Визенер между тем продолжает болтать. Он смотрит сыну в лицо все с той же судорожной улыбкой. Он в отчаянии, он хочет удержать мальчика, только поэтому не перестает говорить. Но ему, обычно такому речистому, попросту не приходит на ум то, что он собирался сказать. Он знает, что все вспомнит, когда это уже никому не нужно будет. Он хотел показать мальчику, что книга взволновала его, она и в самом деле его взволновала. Но все, что он говорит, звучит фальшиво, он нагромождает банальность на банальность. Почему, господи ты боже мой, он не находит ни одного слова, идущего от сердца к сердцу? Он не может отвести глаз от своего мальчика, он любит его, он любит Леа и самого себя в своем сыне. Он знает, что ему остались считанные мгновения для того, чтобы сказать нужные слова, а если он не скажет, если в последнее мгновение он их не найдет, тогда, значит, драгоценная возможность упущена и никогда больше не вернется.

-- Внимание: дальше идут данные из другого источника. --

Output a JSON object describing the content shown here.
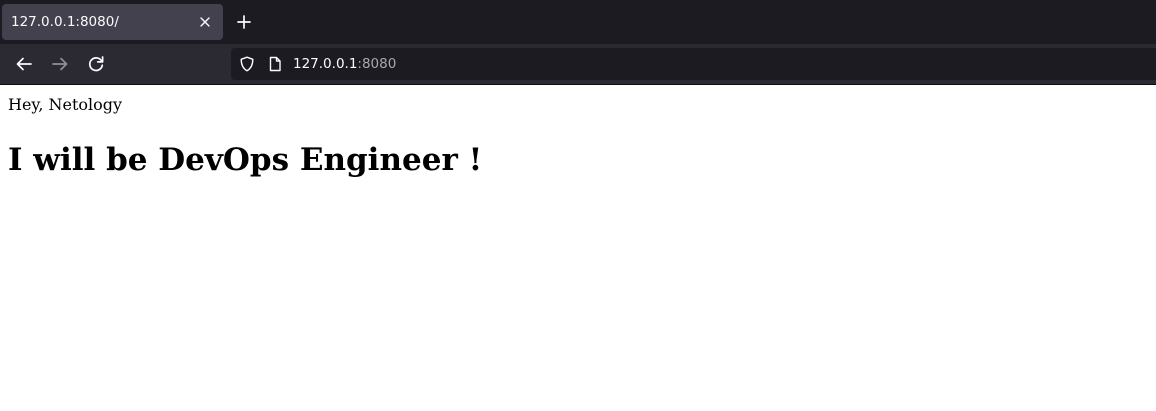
{
  "tab": {
    "title": "127.0.0.1:8080/"
  },
  "toolbar": {
    "back_icon": "back-arrow-icon",
    "forward_icon": "forward-arrow-icon",
    "reload_icon": "reload-icon",
    "new_tab_icon": "plus-icon",
    "close_tab_icon": "close-icon"
  },
  "urlbar": {
    "host": "127.0.0.1",
    "port": ":8080",
    "shield_icon": "shield-icon",
    "page_icon": "page-icon"
  },
  "page": {
    "greeting": "Hey, Netology",
    "headline": "I will be DevOps Engineer !"
  },
  "colors": {
    "tabstrip_bg": "#1c1b22",
    "active_tab_bg": "#42414d",
    "toolbar_bg": "#2b2a33",
    "urlbar_bg": "#1c1b22",
    "toolbar_text": "#fbfbfe",
    "port_text": "#a8a8b0",
    "page_bg": "#ffffff",
    "page_text": "#000000"
  }
}
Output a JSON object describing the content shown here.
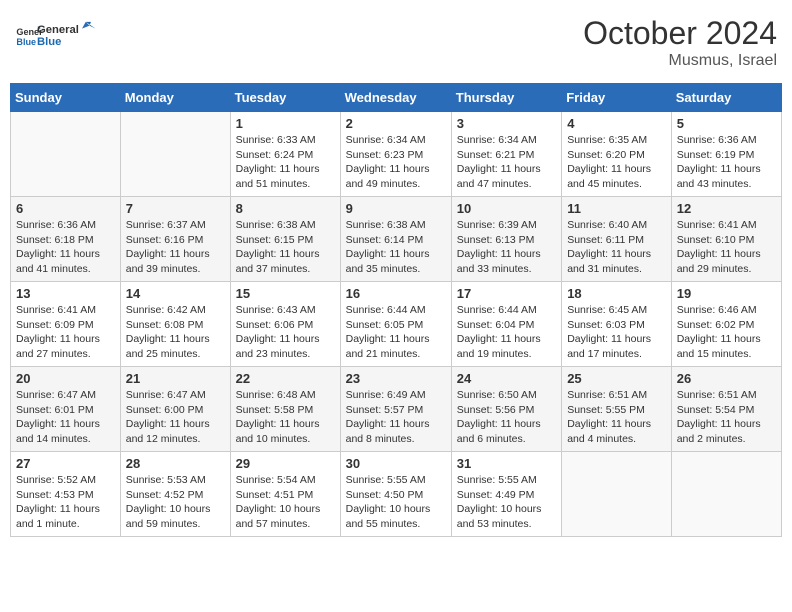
{
  "header": {
    "logo_general": "General",
    "logo_blue": "Blue",
    "month": "October 2024",
    "location": "Musmus, Israel"
  },
  "columns": [
    "Sunday",
    "Monday",
    "Tuesday",
    "Wednesday",
    "Thursday",
    "Friday",
    "Saturday"
  ],
  "weeks": [
    [
      {
        "day": "",
        "sunrise": "",
        "sunset": "",
        "daylight": ""
      },
      {
        "day": "",
        "sunrise": "",
        "sunset": "",
        "daylight": ""
      },
      {
        "day": "1",
        "sunrise": "Sunrise: 6:33 AM",
        "sunset": "Sunset: 6:24 PM",
        "daylight": "Daylight: 11 hours and 51 minutes."
      },
      {
        "day": "2",
        "sunrise": "Sunrise: 6:34 AM",
        "sunset": "Sunset: 6:23 PM",
        "daylight": "Daylight: 11 hours and 49 minutes."
      },
      {
        "day": "3",
        "sunrise": "Sunrise: 6:34 AM",
        "sunset": "Sunset: 6:21 PM",
        "daylight": "Daylight: 11 hours and 47 minutes."
      },
      {
        "day": "4",
        "sunrise": "Sunrise: 6:35 AM",
        "sunset": "Sunset: 6:20 PM",
        "daylight": "Daylight: 11 hours and 45 minutes."
      },
      {
        "day": "5",
        "sunrise": "Sunrise: 6:36 AM",
        "sunset": "Sunset: 6:19 PM",
        "daylight": "Daylight: 11 hours and 43 minutes."
      }
    ],
    [
      {
        "day": "6",
        "sunrise": "Sunrise: 6:36 AM",
        "sunset": "Sunset: 6:18 PM",
        "daylight": "Daylight: 11 hours and 41 minutes."
      },
      {
        "day": "7",
        "sunrise": "Sunrise: 6:37 AM",
        "sunset": "Sunset: 6:16 PM",
        "daylight": "Daylight: 11 hours and 39 minutes."
      },
      {
        "day": "8",
        "sunrise": "Sunrise: 6:38 AM",
        "sunset": "Sunset: 6:15 PM",
        "daylight": "Daylight: 11 hours and 37 minutes."
      },
      {
        "day": "9",
        "sunrise": "Sunrise: 6:38 AM",
        "sunset": "Sunset: 6:14 PM",
        "daylight": "Daylight: 11 hours and 35 minutes."
      },
      {
        "day": "10",
        "sunrise": "Sunrise: 6:39 AM",
        "sunset": "Sunset: 6:13 PM",
        "daylight": "Daylight: 11 hours and 33 minutes."
      },
      {
        "day": "11",
        "sunrise": "Sunrise: 6:40 AM",
        "sunset": "Sunset: 6:11 PM",
        "daylight": "Daylight: 11 hours and 31 minutes."
      },
      {
        "day": "12",
        "sunrise": "Sunrise: 6:41 AM",
        "sunset": "Sunset: 6:10 PM",
        "daylight": "Daylight: 11 hours and 29 minutes."
      }
    ],
    [
      {
        "day": "13",
        "sunrise": "Sunrise: 6:41 AM",
        "sunset": "Sunset: 6:09 PM",
        "daylight": "Daylight: 11 hours and 27 minutes."
      },
      {
        "day": "14",
        "sunrise": "Sunrise: 6:42 AM",
        "sunset": "Sunset: 6:08 PM",
        "daylight": "Daylight: 11 hours and 25 minutes."
      },
      {
        "day": "15",
        "sunrise": "Sunrise: 6:43 AM",
        "sunset": "Sunset: 6:06 PM",
        "daylight": "Daylight: 11 hours and 23 minutes."
      },
      {
        "day": "16",
        "sunrise": "Sunrise: 6:44 AM",
        "sunset": "Sunset: 6:05 PM",
        "daylight": "Daylight: 11 hours and 21 minutes."
      },
      {
        "day": "17",
        "sunrise": "Sunrise: 6:44 AM",
        "sunset": "Sunset: 6:04 PM",
        "daylight": "Daylight: 11 hours and 19 minutes."
      },
      {
        "day": "18",
        "sunrise": "Sunrise: 6:45 AM",
        "sunset": "Sunset: 6:03 PM",
        "daylight": "Daylight: 11 hours and 17 minutes."
      },
      {
        "day": "19",
        "sunrise": "Sunrise: 6:46 AM",
        "sunset": "Sunset: 6:02 PM",
        "daylight": "Daylight: 11 hours and 15 minutes."
      }
    ],
    [
      {
        "day": "20",
        "sunrise": "Sunrise: 6:47 AM",
        "sunset": "Sunset: 6:01 PM",
        "daylight": "Daylight: 11 hours and 14 minutes."
      },
      {
        "day": "21",
        "sunrise": "Sunrise: 6:47 AM",
        "sunset": "Sunset: 6:00 PM",
        "daylight": "Daylight: 11 hours and 12 minutes."
      },
      {
        "day": "22",
        "sunrise": "Sunrise: 6:48 AM",
        "sunset": "Sunset: 5:58 PM",
        "daylight": "Daylight: 11 hours and 10 minutes."
      },
      {
        "day": "23",
        "sunrise": "Sunrise: 6:49 AM",
        "sunset": "Sunset: 5:57 PM",
        "daylight": "Daylight: 11 hours and 8 minutes."
      },
      {
        "day": "24",
        "sunrise": "Sunrise: 6:50 AM",
        "sunset": "Sunset: 5:56 PM",
        "daylight": "Daylight: 11 hours and 6 minutes."
      },
      {
        "day": "25",
        "sunrise": "Sunrise: 6:51 AM",
        "sunset": "Sunset: 5:55 PM",
        "daylight": "Daylight: 11 hours and 4 minutes."
      },
      {
        "day": "26",
        "sunrise": "Sunrise: 6:51 AM",
        "sunset": "Sunset: 5:54 PM",
        "daylight": "Daylight: 11 hours and 2 minutes."
      }
    ],
    [
      {
        "day": "27",
        "sunrise": "Sunrise: 5:52 AM",
        "sunset": "Sunset: 4:53 PM",
        "daylight": "Daylight: 11 hours and 1 minute."
      },
      {
        "day": "28",
        "sunrise": "Sunrise: 5:53 AM",
        "sunset": "Sunset: 4:52 PM",
        "daylight": "Daylight: 10 hours and 59 minutes."
      },
      {
        "day": "29",
        "sunrise": "Sunrise: 5:54 AM",
        "sunset": "Sunset: 4:51 PM",
        "daylight": "Daylight: 10 hours and 57 minutes."
      },
      {
        "day": "30",
        "sunrise": "Sunrise: 5:55 AM",
        "sunset": "Sunset: 4:50 PM",
        "daylight": "Daylight: 10 hours and 55 minutes."
      },
      {
        "day": "31",
        "sunrise": "Sunrise: 5:55 AM",
        "sunset": "Sunset: 4:49 PM",
        "daylight": "Daylight: 10 hours and 53 minutes."
      },
      {
        "day": "",
        "sunrise": "",
        "sunset": "",
        "daylight": ""
      },
      {
        "day": "",
        "sunrise": "",
        "sunset": "",
        "daylight": ""
      }
    ]
  ]
}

Он их не находит. Он продолжает болтать, и все не то, не то, все фальшиво, плоско.

Рауль видит устремленный на него молящий, настойчивый взгляд мосье Визенера. Но что за равнодушный, никому не интересный вздор несет этот человек? Одно мгновение ему хотелось попросту попросить отца: «Не ходи ты вокруг да около. Если тебе моя книга не нравится, тогда скажи прямо. А если нравится, так укажи, где и в чем я дал маху и как сделать лучше. Ведь ты в этих вещах знаешь толк. Помоги мне». Но что-то стоит между ним и отцом, не старая вражда, а нечто иное, трудно объяснимое. Быть может, это черты Леа, запечатленные в их сыне, сковывают отца, не дают ему говорить с ним так, как хотелось бы; а Раулю, возможно, мешают говорить с отцом нацистские черты Визенера. Как бы то ни было, но ни тот, ни другой не воспользовались последним драгоценным мгновением, оно ушло, кануло в вечность, и отныне Визенер для своего сына действительно не больше чем мосье Визенер, безразличный ему человек, живущий в чужом мире. Рауль почти физически ощущает, как отец удаляется от него, становится все меньше, и, раньше чем Рауль говорит «до свиданья», Визенер отодвинулся от него в бесконечную даль, навсегда ушел из его жизни.

Визенер остается один с новеллой «Волк» в руках. Он неподвижно смотрит на дверь, захлопнувшуюся за Раулем. Леа нет, Рауля нет, портрета нет. Новелла «Волк» — вот все, что Визенеру осталось от его близких.

Шпицци приехал к Визенеру с прощальным визитом. Он надолго уезжал в Берлин.

— Хочу на месте послушать и посмотреть, что там, собственно, делается, — пояснил он.

«Желает получить по счету», — подумал Визенер; он и сам поступил бы точно так же.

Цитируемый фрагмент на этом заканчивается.